Games investment advice: Be on target

Next-gen consoles fueling EA, THQ, Activision

Some consumers waited in line for four days to get their PlayStation 3 consoles, and many video game software stocks sit just below their 52-week highs.

With all the retail hype and the strong stock moves, some warn that only smart and selective investors stand to make more money in the sector.

Analysts seem agreed: The potential for stock gains depends on which stocks you buy and at what prices.

Bear Stearns, for example, recently resumed coverage of video game stocks and rated shares of Electronic Arts Inc., Activision Inc. and THQ Inc. "peer perform," while Take-Two Interactive Software Inc. received an "underperform."

Bear Stearns analyst Edward Urban said that one of the key problems with Take-Two is that the company's hit franchise, "Grand Theft Auto," already has sold more than 40 million units in one form or another, so "meaningful growth" from here could be a challenge. He does say that "GTA" is "an undeniable juggernaut in the game world."

As for EA, the leader in the industry, Urban likes the company's aggressive move into next-generation gaming, particularly the 30 or so games it is developing for the PS3, but he said the good news already may be priced into shares.

He has a similar attitude about Activision, which makes popular games based on DreamWorks Animation SKG and Marvel Entertainment Inc. characters, and THQ, which has licensing arrangements with Nickelodon, World Wrestling Entertainment Inc. and the Walt Disney Co.'s Pixar unit.

So far this year, THQ shares are up 30.9%, while Activision shares are up 18.3% and EA shares have gained 9.4%.

Take-Two shares have fallen 6.2% and shares of Midway Games Inc. have been clobbered for a 60.1% loss.

Midway's stock, however, had soared fourfold in the past couple of years as media mogul Sumner Redstone built a large position, but the company's history of losses and poor sales of its games, along with uncertainty over Redstone's plans, has taken a toll on shares this year, industry observers said.

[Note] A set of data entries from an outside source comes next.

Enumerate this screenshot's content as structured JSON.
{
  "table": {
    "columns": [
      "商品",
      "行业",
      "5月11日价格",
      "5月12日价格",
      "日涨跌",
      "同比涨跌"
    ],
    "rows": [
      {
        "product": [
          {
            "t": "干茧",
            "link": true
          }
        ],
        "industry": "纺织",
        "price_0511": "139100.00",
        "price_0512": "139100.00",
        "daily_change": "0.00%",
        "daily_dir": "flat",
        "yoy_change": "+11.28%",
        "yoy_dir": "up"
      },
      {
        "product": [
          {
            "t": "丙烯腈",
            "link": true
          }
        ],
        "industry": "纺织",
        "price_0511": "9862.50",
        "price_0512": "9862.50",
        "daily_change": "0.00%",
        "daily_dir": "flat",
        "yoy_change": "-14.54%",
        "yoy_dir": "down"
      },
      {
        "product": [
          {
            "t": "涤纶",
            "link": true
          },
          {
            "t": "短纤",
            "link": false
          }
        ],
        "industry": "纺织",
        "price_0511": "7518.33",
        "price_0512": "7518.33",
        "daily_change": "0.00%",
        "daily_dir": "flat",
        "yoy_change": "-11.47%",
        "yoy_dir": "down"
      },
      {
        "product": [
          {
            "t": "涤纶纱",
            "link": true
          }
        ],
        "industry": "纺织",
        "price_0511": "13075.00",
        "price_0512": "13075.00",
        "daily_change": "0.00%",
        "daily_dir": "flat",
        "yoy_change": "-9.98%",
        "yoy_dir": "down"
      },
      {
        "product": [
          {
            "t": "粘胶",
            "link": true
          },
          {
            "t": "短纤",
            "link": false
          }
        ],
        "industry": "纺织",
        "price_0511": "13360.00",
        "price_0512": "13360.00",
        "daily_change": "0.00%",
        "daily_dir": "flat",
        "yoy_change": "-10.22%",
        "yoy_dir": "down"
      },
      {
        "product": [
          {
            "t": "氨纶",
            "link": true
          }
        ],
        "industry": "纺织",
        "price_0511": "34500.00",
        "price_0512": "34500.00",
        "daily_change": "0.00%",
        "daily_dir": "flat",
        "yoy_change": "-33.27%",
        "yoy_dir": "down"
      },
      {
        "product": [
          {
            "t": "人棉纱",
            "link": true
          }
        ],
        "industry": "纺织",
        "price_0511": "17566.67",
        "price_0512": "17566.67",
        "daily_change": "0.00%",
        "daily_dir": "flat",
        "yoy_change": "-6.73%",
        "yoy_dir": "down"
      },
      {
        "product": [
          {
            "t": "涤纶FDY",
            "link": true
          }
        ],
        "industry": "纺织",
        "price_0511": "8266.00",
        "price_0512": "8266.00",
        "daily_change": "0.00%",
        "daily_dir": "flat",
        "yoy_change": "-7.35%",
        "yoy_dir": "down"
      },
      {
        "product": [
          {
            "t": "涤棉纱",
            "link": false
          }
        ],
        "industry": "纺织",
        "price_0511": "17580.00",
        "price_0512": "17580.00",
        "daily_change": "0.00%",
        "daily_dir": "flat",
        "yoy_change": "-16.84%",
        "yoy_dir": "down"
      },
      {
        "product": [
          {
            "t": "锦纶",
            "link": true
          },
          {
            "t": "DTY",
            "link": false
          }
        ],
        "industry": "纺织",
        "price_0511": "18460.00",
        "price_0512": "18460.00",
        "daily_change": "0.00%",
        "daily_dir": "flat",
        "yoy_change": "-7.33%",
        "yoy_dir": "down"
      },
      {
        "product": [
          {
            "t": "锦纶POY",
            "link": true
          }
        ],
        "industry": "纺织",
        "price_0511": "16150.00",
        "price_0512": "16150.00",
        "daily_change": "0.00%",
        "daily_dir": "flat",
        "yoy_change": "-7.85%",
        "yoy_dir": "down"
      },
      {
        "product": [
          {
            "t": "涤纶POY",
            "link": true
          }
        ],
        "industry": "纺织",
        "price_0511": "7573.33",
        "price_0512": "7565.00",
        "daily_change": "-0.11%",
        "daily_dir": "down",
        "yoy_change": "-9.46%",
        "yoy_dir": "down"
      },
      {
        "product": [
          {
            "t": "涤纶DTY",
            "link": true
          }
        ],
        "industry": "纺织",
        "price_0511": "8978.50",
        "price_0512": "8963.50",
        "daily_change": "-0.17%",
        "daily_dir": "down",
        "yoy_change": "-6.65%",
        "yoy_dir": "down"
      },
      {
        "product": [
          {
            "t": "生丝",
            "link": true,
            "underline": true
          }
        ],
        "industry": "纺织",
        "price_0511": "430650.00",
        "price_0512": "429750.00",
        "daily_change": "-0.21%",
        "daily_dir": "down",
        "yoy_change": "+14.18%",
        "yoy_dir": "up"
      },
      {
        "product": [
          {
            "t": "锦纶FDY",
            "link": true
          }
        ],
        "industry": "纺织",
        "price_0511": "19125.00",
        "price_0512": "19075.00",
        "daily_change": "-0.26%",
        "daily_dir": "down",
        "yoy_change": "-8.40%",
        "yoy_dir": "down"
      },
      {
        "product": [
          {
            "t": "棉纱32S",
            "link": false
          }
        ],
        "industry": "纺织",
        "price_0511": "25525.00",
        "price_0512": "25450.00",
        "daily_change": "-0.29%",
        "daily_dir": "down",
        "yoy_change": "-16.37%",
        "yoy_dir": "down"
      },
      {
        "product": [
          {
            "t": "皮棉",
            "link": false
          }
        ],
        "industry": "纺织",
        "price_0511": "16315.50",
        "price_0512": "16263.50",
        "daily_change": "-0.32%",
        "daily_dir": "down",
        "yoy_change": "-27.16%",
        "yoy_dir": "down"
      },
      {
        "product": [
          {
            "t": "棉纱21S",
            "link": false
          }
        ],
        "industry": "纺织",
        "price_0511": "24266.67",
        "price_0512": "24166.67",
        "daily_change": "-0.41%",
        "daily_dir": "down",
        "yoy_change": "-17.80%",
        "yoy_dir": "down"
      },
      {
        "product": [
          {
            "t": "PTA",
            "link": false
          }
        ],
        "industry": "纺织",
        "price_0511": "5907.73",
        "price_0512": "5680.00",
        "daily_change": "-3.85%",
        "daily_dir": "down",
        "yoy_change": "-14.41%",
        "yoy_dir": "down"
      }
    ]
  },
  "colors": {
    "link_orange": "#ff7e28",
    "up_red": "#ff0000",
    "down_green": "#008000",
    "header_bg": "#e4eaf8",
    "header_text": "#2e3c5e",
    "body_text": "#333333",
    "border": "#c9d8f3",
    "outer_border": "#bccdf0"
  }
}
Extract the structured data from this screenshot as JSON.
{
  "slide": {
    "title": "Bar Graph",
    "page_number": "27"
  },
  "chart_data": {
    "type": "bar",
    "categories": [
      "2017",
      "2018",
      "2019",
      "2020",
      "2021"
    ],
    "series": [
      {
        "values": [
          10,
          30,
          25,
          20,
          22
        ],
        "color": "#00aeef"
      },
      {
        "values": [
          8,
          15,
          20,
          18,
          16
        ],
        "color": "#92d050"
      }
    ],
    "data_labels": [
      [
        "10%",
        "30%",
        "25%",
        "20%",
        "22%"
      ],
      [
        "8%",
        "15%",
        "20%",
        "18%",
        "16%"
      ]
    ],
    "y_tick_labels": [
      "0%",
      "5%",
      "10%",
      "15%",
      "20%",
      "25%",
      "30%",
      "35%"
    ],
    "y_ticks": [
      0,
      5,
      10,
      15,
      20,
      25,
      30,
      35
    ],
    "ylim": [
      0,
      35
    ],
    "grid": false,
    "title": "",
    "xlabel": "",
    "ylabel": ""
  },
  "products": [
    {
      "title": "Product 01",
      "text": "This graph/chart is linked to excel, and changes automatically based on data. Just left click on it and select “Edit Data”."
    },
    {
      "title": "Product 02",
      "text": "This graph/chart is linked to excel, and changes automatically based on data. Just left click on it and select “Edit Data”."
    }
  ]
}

Besides the just-released PS3, the Xbox 360 from Microsoft Corp. and Nintendo Co.'s Wii should keep business momentum humming in the video game sector.

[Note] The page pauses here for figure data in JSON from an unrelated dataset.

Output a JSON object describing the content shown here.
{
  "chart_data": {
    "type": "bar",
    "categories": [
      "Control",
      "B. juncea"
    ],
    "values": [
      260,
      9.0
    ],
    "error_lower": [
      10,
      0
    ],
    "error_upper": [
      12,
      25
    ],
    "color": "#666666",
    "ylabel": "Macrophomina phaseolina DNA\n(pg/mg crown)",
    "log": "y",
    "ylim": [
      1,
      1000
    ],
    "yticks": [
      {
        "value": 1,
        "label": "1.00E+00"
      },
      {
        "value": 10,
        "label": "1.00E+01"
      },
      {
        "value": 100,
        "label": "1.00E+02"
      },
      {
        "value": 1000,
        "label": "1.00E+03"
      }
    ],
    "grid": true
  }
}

At $249, Wii sells for less than half what the PS3 goes for at retail (and about one-fifth what PS3's fetch at eBay auctions), a price point that should help Nintendo wage war against the fancier PS3 and Xbox 360 consoles.

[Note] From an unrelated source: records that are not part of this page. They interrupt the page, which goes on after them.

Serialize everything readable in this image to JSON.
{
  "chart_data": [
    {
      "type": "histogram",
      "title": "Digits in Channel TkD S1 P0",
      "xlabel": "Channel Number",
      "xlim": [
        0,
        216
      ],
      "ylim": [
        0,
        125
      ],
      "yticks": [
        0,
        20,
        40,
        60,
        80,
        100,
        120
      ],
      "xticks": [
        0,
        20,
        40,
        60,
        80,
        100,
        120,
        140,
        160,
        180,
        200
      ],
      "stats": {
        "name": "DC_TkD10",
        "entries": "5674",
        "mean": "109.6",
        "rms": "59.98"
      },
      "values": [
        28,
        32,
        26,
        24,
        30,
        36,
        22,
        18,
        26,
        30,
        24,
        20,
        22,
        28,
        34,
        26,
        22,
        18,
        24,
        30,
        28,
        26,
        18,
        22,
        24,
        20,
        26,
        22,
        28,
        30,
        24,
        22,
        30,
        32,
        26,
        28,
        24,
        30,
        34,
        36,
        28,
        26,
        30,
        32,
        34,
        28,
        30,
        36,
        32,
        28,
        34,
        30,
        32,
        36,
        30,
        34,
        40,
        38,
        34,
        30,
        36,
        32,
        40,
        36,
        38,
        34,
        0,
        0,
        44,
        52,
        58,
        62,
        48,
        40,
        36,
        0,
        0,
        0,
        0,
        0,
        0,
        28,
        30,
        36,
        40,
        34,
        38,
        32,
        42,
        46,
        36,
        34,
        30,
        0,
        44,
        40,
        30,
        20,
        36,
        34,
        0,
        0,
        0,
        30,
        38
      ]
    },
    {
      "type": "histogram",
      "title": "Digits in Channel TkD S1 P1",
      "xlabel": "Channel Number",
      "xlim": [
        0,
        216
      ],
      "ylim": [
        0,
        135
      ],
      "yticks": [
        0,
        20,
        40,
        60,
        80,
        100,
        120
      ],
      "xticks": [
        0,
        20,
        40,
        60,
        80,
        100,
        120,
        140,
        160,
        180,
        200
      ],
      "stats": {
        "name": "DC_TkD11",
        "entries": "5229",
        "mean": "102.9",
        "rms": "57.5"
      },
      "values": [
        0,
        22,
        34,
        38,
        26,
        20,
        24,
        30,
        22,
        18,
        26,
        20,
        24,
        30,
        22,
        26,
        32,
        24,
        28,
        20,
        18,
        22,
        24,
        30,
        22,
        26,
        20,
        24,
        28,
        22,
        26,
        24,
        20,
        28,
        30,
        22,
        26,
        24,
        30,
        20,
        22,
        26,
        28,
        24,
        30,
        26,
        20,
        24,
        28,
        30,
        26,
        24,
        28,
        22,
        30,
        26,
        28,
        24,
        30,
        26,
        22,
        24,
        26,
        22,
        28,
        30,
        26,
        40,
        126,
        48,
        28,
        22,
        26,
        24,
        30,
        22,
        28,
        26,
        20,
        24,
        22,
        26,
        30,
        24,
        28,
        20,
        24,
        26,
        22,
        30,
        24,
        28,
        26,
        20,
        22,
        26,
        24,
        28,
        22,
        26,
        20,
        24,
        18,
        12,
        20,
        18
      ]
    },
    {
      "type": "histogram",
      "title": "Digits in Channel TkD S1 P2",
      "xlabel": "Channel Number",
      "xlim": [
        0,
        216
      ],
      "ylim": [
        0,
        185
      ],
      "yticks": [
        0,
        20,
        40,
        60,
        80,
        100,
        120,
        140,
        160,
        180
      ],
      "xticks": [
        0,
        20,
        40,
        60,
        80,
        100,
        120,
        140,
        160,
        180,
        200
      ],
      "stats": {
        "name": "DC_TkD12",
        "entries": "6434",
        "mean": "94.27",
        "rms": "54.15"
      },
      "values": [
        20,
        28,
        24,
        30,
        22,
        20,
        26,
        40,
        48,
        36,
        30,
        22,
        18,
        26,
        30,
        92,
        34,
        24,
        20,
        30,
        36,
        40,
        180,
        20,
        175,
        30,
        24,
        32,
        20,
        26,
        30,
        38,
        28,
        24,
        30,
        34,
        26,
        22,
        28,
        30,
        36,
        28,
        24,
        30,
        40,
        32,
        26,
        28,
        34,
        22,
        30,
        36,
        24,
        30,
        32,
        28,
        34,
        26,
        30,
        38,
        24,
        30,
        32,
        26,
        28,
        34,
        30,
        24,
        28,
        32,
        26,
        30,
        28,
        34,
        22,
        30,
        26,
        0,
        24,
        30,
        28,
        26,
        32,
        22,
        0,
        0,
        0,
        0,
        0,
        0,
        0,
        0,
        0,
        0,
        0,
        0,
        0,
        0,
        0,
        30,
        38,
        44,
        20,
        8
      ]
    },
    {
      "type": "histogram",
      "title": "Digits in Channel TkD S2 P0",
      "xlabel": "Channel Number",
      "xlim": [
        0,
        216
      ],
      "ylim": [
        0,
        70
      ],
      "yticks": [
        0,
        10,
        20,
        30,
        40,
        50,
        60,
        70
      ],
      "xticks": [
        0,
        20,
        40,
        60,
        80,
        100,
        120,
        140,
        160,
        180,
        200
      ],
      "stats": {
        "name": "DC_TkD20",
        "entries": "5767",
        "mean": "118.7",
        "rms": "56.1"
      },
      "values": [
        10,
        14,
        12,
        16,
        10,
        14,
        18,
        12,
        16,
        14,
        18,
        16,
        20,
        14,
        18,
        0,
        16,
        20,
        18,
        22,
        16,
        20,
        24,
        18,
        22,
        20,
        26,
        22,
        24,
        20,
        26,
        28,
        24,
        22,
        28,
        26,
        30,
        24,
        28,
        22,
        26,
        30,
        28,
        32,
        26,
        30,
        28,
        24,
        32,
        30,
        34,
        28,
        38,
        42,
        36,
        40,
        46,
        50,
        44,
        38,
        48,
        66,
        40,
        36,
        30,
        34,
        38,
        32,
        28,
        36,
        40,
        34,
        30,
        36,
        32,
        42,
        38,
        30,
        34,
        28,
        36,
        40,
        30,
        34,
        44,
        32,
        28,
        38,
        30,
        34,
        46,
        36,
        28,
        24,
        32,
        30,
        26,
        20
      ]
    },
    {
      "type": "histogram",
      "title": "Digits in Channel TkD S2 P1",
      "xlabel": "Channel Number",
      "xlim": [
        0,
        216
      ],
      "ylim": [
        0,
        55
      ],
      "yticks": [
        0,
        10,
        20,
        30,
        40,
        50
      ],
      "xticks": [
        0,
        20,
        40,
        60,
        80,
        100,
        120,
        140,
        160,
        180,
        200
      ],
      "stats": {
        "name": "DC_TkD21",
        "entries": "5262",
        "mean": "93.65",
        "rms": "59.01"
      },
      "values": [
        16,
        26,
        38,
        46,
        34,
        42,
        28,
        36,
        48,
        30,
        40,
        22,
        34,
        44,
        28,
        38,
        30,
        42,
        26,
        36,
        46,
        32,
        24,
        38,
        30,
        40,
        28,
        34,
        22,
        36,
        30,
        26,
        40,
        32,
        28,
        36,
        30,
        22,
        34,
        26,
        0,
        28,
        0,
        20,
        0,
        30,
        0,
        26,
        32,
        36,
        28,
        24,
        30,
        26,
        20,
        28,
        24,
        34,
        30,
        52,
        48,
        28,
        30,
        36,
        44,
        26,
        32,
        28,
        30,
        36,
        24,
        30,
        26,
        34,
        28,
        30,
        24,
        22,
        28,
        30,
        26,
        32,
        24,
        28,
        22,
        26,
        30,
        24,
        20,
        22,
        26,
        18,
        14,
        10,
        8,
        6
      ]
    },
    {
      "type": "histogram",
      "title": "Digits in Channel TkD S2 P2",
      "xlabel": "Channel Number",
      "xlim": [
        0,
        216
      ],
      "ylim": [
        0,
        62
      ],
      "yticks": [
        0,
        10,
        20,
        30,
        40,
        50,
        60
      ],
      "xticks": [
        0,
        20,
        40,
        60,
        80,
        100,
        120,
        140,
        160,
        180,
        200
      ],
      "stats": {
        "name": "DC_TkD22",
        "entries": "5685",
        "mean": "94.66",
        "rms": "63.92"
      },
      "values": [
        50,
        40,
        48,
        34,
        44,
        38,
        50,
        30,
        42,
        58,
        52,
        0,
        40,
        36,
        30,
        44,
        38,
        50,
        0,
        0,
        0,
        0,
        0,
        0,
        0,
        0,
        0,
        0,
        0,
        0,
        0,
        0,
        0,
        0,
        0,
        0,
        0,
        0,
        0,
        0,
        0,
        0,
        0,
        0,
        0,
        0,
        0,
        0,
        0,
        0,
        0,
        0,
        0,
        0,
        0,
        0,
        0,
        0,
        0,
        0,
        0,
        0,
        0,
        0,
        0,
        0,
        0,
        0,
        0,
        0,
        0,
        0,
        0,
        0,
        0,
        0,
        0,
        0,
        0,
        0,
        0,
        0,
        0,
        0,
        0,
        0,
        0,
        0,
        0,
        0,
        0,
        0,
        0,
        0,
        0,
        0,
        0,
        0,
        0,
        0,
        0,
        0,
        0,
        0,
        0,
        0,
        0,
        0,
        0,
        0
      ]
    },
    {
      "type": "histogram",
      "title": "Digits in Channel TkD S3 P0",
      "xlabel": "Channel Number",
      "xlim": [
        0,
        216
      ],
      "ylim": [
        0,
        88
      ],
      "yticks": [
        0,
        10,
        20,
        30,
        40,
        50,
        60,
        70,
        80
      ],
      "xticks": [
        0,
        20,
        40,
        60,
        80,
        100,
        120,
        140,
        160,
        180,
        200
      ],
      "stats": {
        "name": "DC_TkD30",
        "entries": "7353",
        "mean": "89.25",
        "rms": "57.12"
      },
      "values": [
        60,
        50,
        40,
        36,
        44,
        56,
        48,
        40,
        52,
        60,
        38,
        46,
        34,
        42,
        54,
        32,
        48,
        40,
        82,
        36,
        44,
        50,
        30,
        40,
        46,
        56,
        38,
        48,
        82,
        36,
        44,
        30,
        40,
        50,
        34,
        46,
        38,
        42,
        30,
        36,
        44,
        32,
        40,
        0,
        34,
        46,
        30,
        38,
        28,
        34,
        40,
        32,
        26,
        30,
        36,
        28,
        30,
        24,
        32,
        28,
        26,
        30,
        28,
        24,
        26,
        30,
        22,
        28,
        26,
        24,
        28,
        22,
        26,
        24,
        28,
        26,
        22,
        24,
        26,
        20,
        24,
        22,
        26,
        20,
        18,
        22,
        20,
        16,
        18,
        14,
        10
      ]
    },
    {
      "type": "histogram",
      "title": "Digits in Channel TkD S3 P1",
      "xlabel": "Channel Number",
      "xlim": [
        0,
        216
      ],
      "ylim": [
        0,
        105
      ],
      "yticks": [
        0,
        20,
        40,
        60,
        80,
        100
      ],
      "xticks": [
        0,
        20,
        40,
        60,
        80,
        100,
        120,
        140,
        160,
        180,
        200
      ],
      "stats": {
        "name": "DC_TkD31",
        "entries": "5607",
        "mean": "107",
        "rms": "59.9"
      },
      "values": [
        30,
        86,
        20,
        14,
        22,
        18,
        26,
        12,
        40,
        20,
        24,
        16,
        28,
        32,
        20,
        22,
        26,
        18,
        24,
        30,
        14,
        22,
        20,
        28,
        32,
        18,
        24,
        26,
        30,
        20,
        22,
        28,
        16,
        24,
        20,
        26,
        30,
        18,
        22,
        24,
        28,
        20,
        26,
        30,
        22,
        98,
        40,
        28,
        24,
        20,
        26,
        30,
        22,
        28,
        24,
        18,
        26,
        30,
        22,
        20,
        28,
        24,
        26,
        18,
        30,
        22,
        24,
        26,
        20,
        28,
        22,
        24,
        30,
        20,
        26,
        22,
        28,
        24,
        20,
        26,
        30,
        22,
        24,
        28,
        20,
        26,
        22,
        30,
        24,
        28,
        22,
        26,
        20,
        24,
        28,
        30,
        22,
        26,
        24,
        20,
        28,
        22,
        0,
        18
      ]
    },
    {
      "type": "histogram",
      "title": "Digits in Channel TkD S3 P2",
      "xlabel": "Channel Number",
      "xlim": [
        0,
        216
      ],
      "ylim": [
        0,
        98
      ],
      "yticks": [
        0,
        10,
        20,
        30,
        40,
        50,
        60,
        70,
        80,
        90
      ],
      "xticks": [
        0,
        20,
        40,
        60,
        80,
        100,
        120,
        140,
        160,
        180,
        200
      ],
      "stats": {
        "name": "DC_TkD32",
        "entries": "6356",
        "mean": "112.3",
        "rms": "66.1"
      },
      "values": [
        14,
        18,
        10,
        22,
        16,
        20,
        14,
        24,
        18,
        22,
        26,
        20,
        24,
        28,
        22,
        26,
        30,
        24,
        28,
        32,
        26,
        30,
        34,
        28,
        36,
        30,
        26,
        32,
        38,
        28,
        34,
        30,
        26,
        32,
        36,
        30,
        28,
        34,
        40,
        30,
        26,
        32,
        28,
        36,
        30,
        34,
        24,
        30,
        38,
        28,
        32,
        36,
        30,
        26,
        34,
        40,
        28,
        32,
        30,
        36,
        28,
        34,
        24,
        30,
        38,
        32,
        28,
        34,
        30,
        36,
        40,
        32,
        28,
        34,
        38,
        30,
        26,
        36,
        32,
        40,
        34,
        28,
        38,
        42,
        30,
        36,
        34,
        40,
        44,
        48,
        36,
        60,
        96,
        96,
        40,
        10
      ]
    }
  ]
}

Because of Wii's relatively paltry price, and the fact that it is focusing on simpler-to-play games than the competition, analysts see Nintendo taking at least a small bite out of Sony and Microsoft.

"We are shifting cycle-end market share from the Sony PS3 to the Nintendo Wii," Cowen and Co. analyst Lowell Singer wrote in a 46-page report on the video game sector this month.

Singer also raised his full-year forecast for the U.S. video game software industry from $6.7 billion, which would have amounted to a 4.1% year-over-year decline, to $7.4 billion, a 5% increase compared with last year.

Singer rates Activision shares an "outperform," while EA, Take-Two and THQ are each a "neutral."

"Activision should benefit next year from a strong release slate and carries a significant valuation discount to EA," Singer wrote.

His firm predicts that, in 2008, the installed base of Xbox 360 consoles in the U.S. will reach 16.1 million, with the leaders being PS3 (15.8 million) and Wii (10 million).

Some analysts see retail stocks as a smart way to play the next-generation video game sector.

Alan Rifkin of Lehman Bros., for example, recently wrote: "With 160 Xbox 360 software titles available for holiday 2006 versus only 30 last year, and an estimated 27-30 software titles each for both the Wii and PS3 out for the holidays, profitability at both Best Buy and Circuit City will likely be enhanced."

Similarly, Piper Jaffray recently raised its price target on shares of retailer GameStop Corp. from $51 to $63, following the firm's third-quarter earnings release and guidance.

Beyond Wall Street, researchers also have set their sights on this year's video game wars. Brandimensions, for example, scoured Internet chat rooms and blogs looking for positive and negative buzz surrounding all next-generation game titles. The firm ranked the top 50 using its proprietary method.

Scoring highest, in order, were "Gears of War" from Microsoft, "The Legend of Zelda: Twilight Princess" from Nintendo and "Madden NFL 07" from EA.

" 'Gears of War' has set itself apart from the competition by boasting intricate and exciting multiplayer features," Brandimensions said. "Voice recognition and level designs have gamers excited about co-operative game play."